Now that Public Greens is open on the corner of NJ and Market, I figured it would be a good time to see the evolution of this corner, which less than a decade ago was an urban disaster. How bad was it in, say, 2007? This bad:

Image Credit: Google Street View

The opposite corner was not any better. It was a surface parking lot for over a decade after the demolition of Market Square Arena:

Image Credit: Google Street View

I also looked at the corner in 2011:

Image Credit: Google Street View
Image Credit: Google Street View

The construction that is visible in the last photo is merely a gravel parking lot turning into a paved parking lot, to match the other paved lot on the north side of the street.

Flash forward to Wednesday of this week, and it’s a different scene:

Image Credit: Kevin Kastner
Image Credit: Kevin Kastner
Image Credit: Kevin Kastner

There are some issues, still. I really wish that the Whole Foods/Starbucks building could have been configured without the mid-block car entry on Market Street. The apartments on the east side of the street are…well…hmm. But, overall, the corner is interesting to me, because these streets are not as wide as standard downtown Indy streets.

I wish we had a lot more intersections of this width. Cars go pretty slowly through here, even with the (silly) one-way street on New Jersey. There are no bike lanes, but bikes don’t feel out of place at all. The closest transit stop is one block over on Alabama Street, so not too far away. Basically, it’s fully built out for now, so whatever is here will likely be here for a while.

Comments 9

  • I agree the intersection has improved tremendously over what has been there in the past. But there are improvements that still need to be made-most importantly pedestrian signals. Try crossing New Jersey St. on the north side of Market Street as a pedestrian; there are no pedestrian signals here making this crossing very dangerous for pedestrians. In addition, Market Street and the intersection are in terrible shape due to all of the recent construction. I believe the city has a project planned this summer to resurface the street and the intersection. I am not sure if that project will address the traffic signal issue.
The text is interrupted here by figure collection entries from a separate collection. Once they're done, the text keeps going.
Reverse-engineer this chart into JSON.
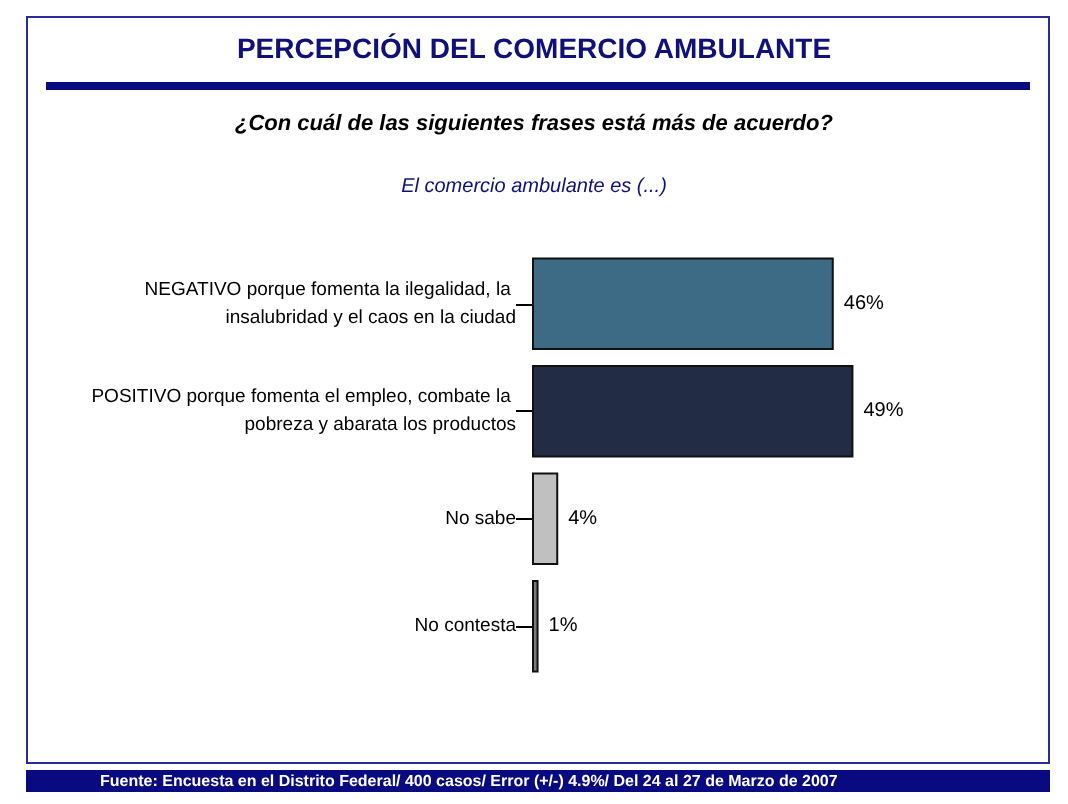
{
  "chart_data": {
    "type": "bar",
    "orientation": "horizontal",
    "title": "PERCEPCIÓN DEL COMERCIO AMBULANTE",
    "subtitle": "¿Con cuál de las siguientes frases está más de acuerdo?",
    "annotations": [
      "El comercio ambulante es (...)",
      "Fuente: Encuesta en el Distrito Federal/ 400 casos/ Error (+/-) 4.9%/ Del 24 al 27 de Marzo de 2007"
    ],
    "categories": [
      "NEGATIVO porque fomenta la ilegalidad, la insalubridad y el caos en la ciudad",
      "POSITIVO porque fomenta el empleo, combate la pobreza y abarata los productos",
      "No sabe",
      "No contesta"
    ],
    "values": [
      46,
      49,
      4,
      1
    ],
    "colors": [
      "#3d6b85",
      "#222c45",
      "#c0c0c0",
      "#7a7a7a"
    ],
    "value_labels": [
      "46%",
      "49%",
      "4%",
      "1%"
    ]
  }
}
    • It’s true, and I did omit this detail from the blog post. I have been assured by DPW that the new crosswalk signals will be in place after the Market Street project. Looking forward to that, because as you say, it’s not good right now.

    • wish they’d make it brick so it wouldn’t be so high maintenance and it’d be uniform with market street east of this development to the circle… plus it encourages slower driving.

  • No matter how many times I see those orange apartments tacked to the side of the parking garage, I catch myself wondering when they are going to put the exterior paneling over the sheathing.

  • Man, I freaking love those apartments (or at least the idea of them) tagged on the side of the parking garage. I’d love to see more of that elsewhere. Skinny down a street by moving the sidewalk toward the other sidewalk and use the resulting space for apartments or townhomes.

    • i like the idea too, the execution is ok, it’s at least something different and appears to have had some actual design to it. I like the circular windows that have views straight downtown to the monument. It’s basically 1/4 of a texas donut, wish all the garages were covered like this but most are too close to the street. They should really put a building in that big empty grass lot next to the goverment parking garage/government building/big blue hotel at west st/washington.

  • I’m not a fan of the parking garage facing the rest of downtown or the cummins garage being super generic and front and center but I love the cummins building and i’m mostly happy with the market360 tower, artistry is…. what it is but I agree, most of this is pretty good, that street between cummins and market360 should really be turned into brick, it’d be a nice continuance of the brick on the other side of the street plus the existing concrete as absolute doodoo.

  • I was thinking about the transformation of this intersection while sitting at a table at the Starbucks next to the window and facing east. It occurred to me that if someone were dropped into that spot from just a few years earlier, the only clue as to location would be 1) the City County Building way over my right shoulder; or 2) the entrance to the Market District Garage if someone had a real eye for detail and could recognize it even with the apartments appended. It’s a pretty notable transformation that isn’t often seen in Indianapolis.

    • Actually, such transformations are gaining momentum throughout downtown (which I do not restrict to the Mile Square). Perhaps the most transformative locale is CityWay as phase II builds up and out. Drive south on Pennsylvania past the new Hyatt and then left on East Street. Delaware Street between the railroad overpass and East Street looks far different than just five years ago. The north side of East beyond the Alexander Hotel, and the west side of Virginia north to the overpass, are also very different now. Within several years the PanAm Plaza will look and feel very different as well, with the new Signia Hilton rising to 38 stories, and another hi-rise hotel and convention center expansion filling out the space. Last but not least, the developing Bottleworks at the east end of Mass Avenue and College round out the major transformations that will change the streetscapes, skyline, and vibrancy of our dowmtown. I look for the downtown population to conti ue its upward trajectory for the foreeable future.